The value of starting as early as possible on this cultural shift cannot be overstated, and the benefits of a FinOps practice can be felt and measured almost immediately.

Starting with the End in Mind: Data-Driven Decision Making

One of the most important concepts in FinOps is using unit economic metrics to enable data-driven decision making by engineering teams. The idea is to measure cloud spend against business output or value metrics and then take action based on the insights they provide. This is the real-time feedback loop, discussed earlier as the Prius Effect, in action.

Choosing the right business metrics to use for each part of the infrastructure is a complex process that’s covered in Chapter 26. For now, the main thing to remember is that providing unit economic metrics to enable data-driven decision making relies on almost every aspect of FinOps, including tagging, cost allocation, cost optimization, connectivity to other finance frameworks, and FinOps operations.

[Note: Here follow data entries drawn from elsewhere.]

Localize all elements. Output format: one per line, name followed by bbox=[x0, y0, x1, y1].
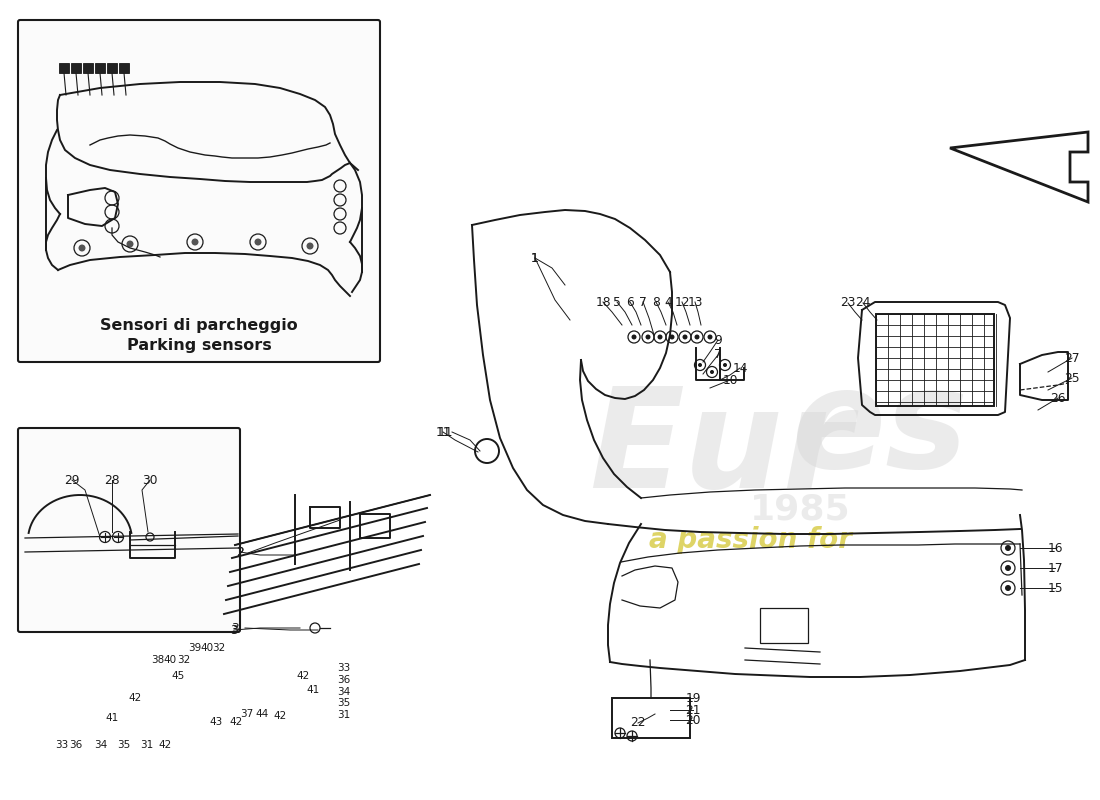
Text: 3: 3 bbox=[230, 623, 238, 637]
Circle shape bbox=[646, 334, 650, 339]
Text: a passion for: a passion for bbox=[649, 526, 851, 554]
Text: 40: 40 bbox=[200, 643, 213, 653]
Text: 14: 14 bbox=[733, 362, 748, 374]
Text: 31: 31 bbox=[141, 740, 154, 750]
Text: 35: 35 bbox=[338, 698, 351, 708]
Text: 2: 2 bbox=[236, 546, 244, 559]
Text: 22: 22 bbox=[630, 717, 646, 730]
Text: 28: 28 bbox=[104, 474, 120, 486]
Text: 45: 45 bbox=[172, 671, 185, 681]
Text: 30: 30 bbox=[142, 474, 157, 486]
Text: 38: 38 bbox=[152, 655, 165, 665]
Text: 42: 42 bbox=[158, 740, 172, 750]
Text: 25: 25 bbox=[1064, 371, 1080, 385]
Text: 44: 44 bbox=[255, 709, 268, 719]
Text: 41: 41 bbox=[106, 713, 119, 723]
Text: 21: 21 bbox=[685, 703, 701, 717]
Text: Parking sensors: Parking sensors bbox=[126, 338, 272, 353]
Text: 41: 41 bbox=[307, 685, 320, 695]
Text: 32: 32 bbox=[212, 643, 226, 653]
Text: 24: 24 bbox=[856, 297, 871, 310]
Bar bbox=[760, 608, 808, 643]
Text: 1985: 1985 bbox=[750, 493, 850, 527]
Text: es: es bbox=[792, 362, 968, 498]
Text: 18: 18 bbox=[595, 295, 610, 309]
Text: 42: 42 bbox=[230, 717, 243, 727]
Text: 7: 7 bbox=[639, 295, 647, 309]
Text: 17: 17 bbox=[1047, 562, 1063, 574]
Text: 1: 1 bbox=[531, 251, 539, 265]
Text: 36: 36 bbox=[338, 675, 351, 685]
Text: 35: 35 bbox=[118, 740, 131, 750]
Circle shape bbox=[670, 334, 674, 339]
Text: 5: 5 bbox=[613, 295, 620, 309]
Circle shape bbox=[1005, 545, 1011, 551]
Text: 42: 42 bbox=[296, 671, 309, 681]
Circle shape bbox=[710, 370, 714, 374]
Bar bbox=[119, 63, 129, 73]
Text: 43: 43 bbox=[209, 717, 222, 727]
Circle shape bbox=[694, 334, 700, 339]
Text: 33: 33 bbox=[338, 663, 351, 673]
Text: 2: 2 bbox=[236, 546, 244, 558]
Circle shape bbox=[78, 245, 86, 251]
Circle shape bbox=[682, 334, 688, 339]
FancyBboxPatch shape bbox=[18, 428, 240, 632]
Text: 42: 42 bbox=[129, 693, 142, 703]
Text: Eur: Eur bbox=[588, 382, 851, 518]
Bar bbox=[82, 63, 94, 73]
Text: 8: 8 bbox=[652, 295, 660, 309]
Text: 11: 11 bbox=[436, 426, 451, 438]
Bar bbox=[95, 63, 104, 73]
FancyBboxPatch shape bbox=[18, 20, 380, 362]
Circle shape bbox=[698, 363, 702, 367]
Circle shape bbox=[191, 238, 198, 246]
Text: 23: 23 bbox=[840, 297, 856, 310]
Text: 4: 4 bbox=[664, 295, 672, 309]
Text: 19: 19 bbox=[685, 691, 701, 705]
Circle shape bbox=[1005, 585, 1011, 591]
Bar bbox=[107, 63, 117, 73]
Text: 20: 20 bbox=[685, 714, 701, 726]
Bar bbox=[72, 63, 81, 73]
Text: 42: 42 bbox=[274, 711, 287, 721]
Circle shape bbox=[254, 238, 262, 246]
Text: 32: 32 bbox=[177, 655, 190, 665]
Text: 11: 11 bbox=[438, 426, 453, 438]
Circle shape bbox=[307, 242, 314, 250]
Text: Sensori di parcheggio: Sensori di parcheggio bbox=[100, 318, 298, 333]
Text: 29: 29 bbox=[64, 474, 79, 486]
Circle shape bbox=[631, 334, 637, 339]
Text: 39: 39 bbox=[188, 643, 201, 653]
Bar bbox=[876, 314, 994, 406]
Text: 33: 33 bbox=[55, 740, 68, 750]
Text: 34: 34 bbox=[338, 687, 351, 697]
Text: 37: 37 bbox=[241, 709, 254, 719]
Circle shape bbox=[1005, 565, 1011, 571]
Circle shape bbox=[658, 334, 662, 339]
Text: 1: 1 bbox=[531, 251, 539, 265]
Text: 16: 16 bbox=[1047, 542, 1063, 554]
Bar bbox=[59, 63, 69, 73]
Text: 7: 7 bbox=[714, 349, 722, 362]
Text: 9: 9 bbox=[714, 334, 722, 346]
Text: 10: 10 bbox=[723, 374, 738, 386]
Circle shape bbox=[723, 363, 727, 367]
Text: 26: 26 bbox=[1050, 391, 1066, 405]
Text: 31: 31 bbox=[338, 710, 351, 720]
Text: 40: 40 bbox=[164, 655, 177, 665]
Text: 34: 34 bbox=[95, 740, 108, 750]
Text: 12: 12 bbox=[674, 295, 690, 309]
Text: 13: 13 bbox=[688, 295, 703, 309]
Circle shape bbox=[126, 241, 133, 247]
Bar bbox=[612, 698, 690, 738]
Text: 15: 15 bbox=[1047, 582, 1063, 594]
Text: 3: 3 bbox=[231, 622, 239, 634]
Text: 27: 27 bbox=[1065, 351, 1080, 365]
Text: 6: 6 bbox=[626, 295, 634, 309]
Text: 36: 36 bbox=[69, 740, 82, 750]
Circle shape bbox=[707, 334, 713, 339]
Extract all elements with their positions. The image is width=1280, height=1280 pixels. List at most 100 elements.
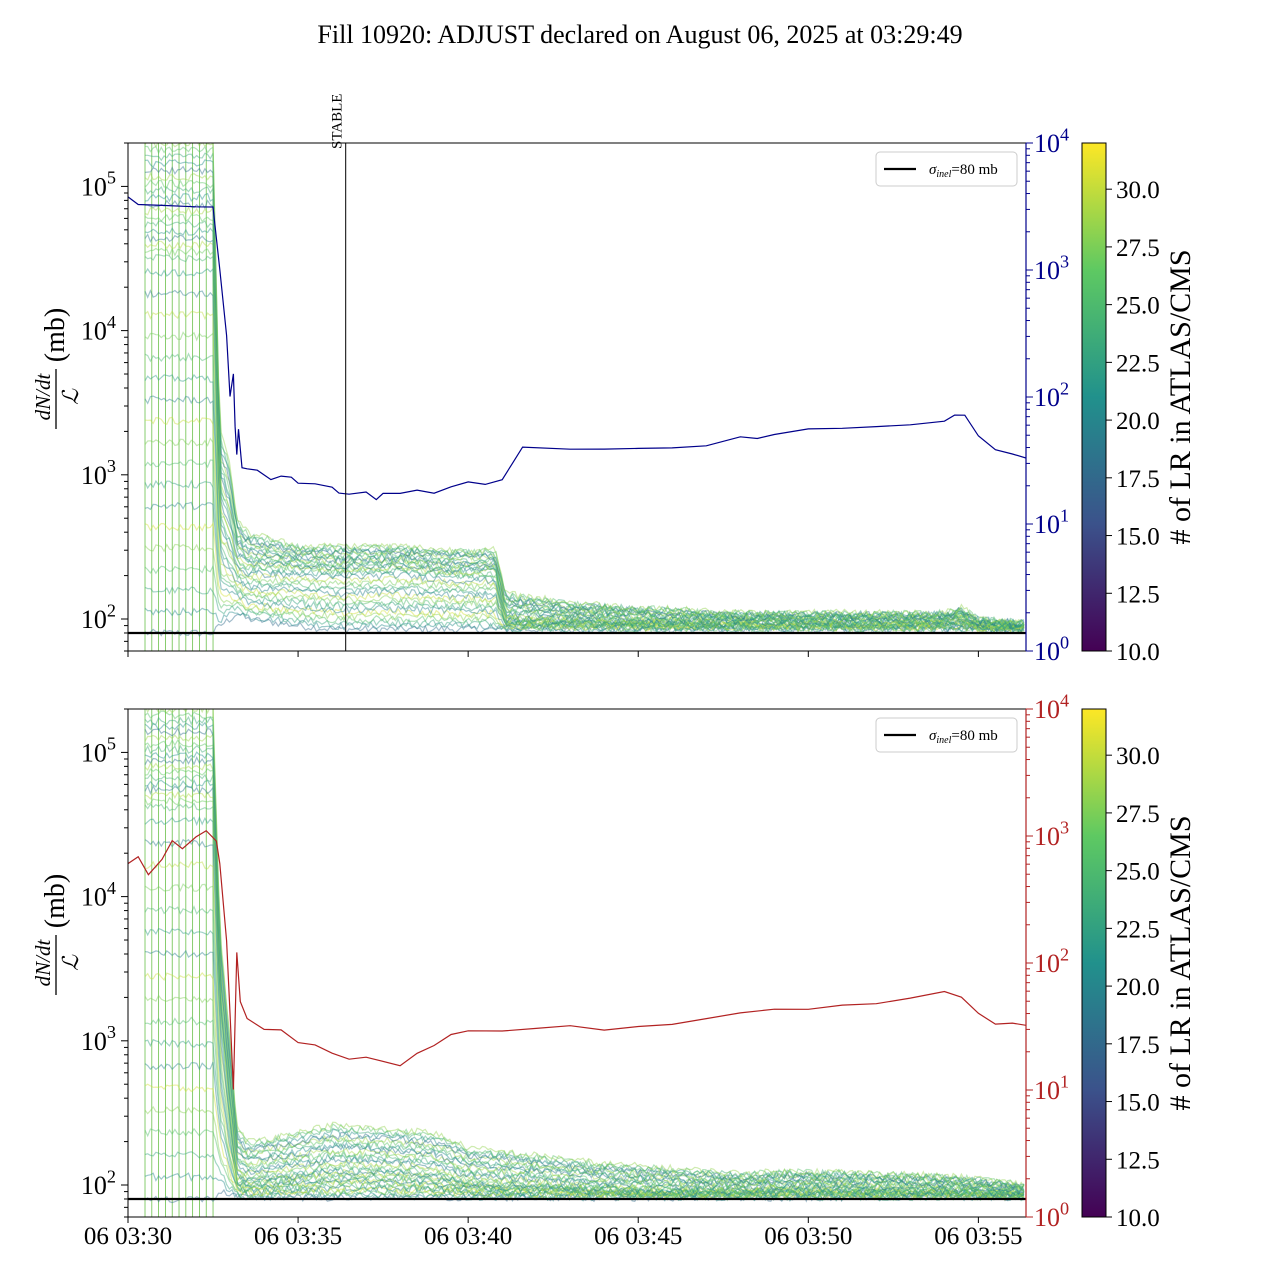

The business metric is important, because it allows you to change the conversation from one that is just about dollars spent to one about efficiency and the value of cloud spend. Being able to say, “It costs $X to serve customers who bring in $Y in revenue” brings a context that helps you make the decision whether $X and $Y are reasonable investments for the organization. Then, as products evolve or change entirely with new features, companies are able to measure the impact of these changes via these business metrics.

The result is being able to determine the difference between good cloud spend and bad—and trend those decisions over time. You should keep business value metrics in mind throughout the book and as you implement FinOps inside an organization.

The nirvana state we are building toward is for your organization to continuously make data-driven business decisions about the value you are getting from your cloud spend.

Conclusion

In this chapter we’ve defined FinOps and described the core principles and values that guide any organization starting the practice to ensure their success as they mature on the long journey of FinOps transformation.

To summarize:

  • FinOps is a cultural change that drives collaboration between all teams inside an organization.

  • Everyone has a part to play and should become cost-aware: from engineers to finance to procurement to executives.

  • Real-time feedback loops on spending encourage continuous improvements to spend efficiency.

  • Use unit economic and business value metrics to move beyond talking just about the cost of cloud to making data-driven decisions about cloud investments.

  • Implement FinOps in your organization as early as possible and grow incrementally.

Now that you have a basic understanding of what FinOps is, let’s look at what the cloud enables inside organizations, and how you can avoid implementing processes that will hamper the good results of a successful FinOps practice.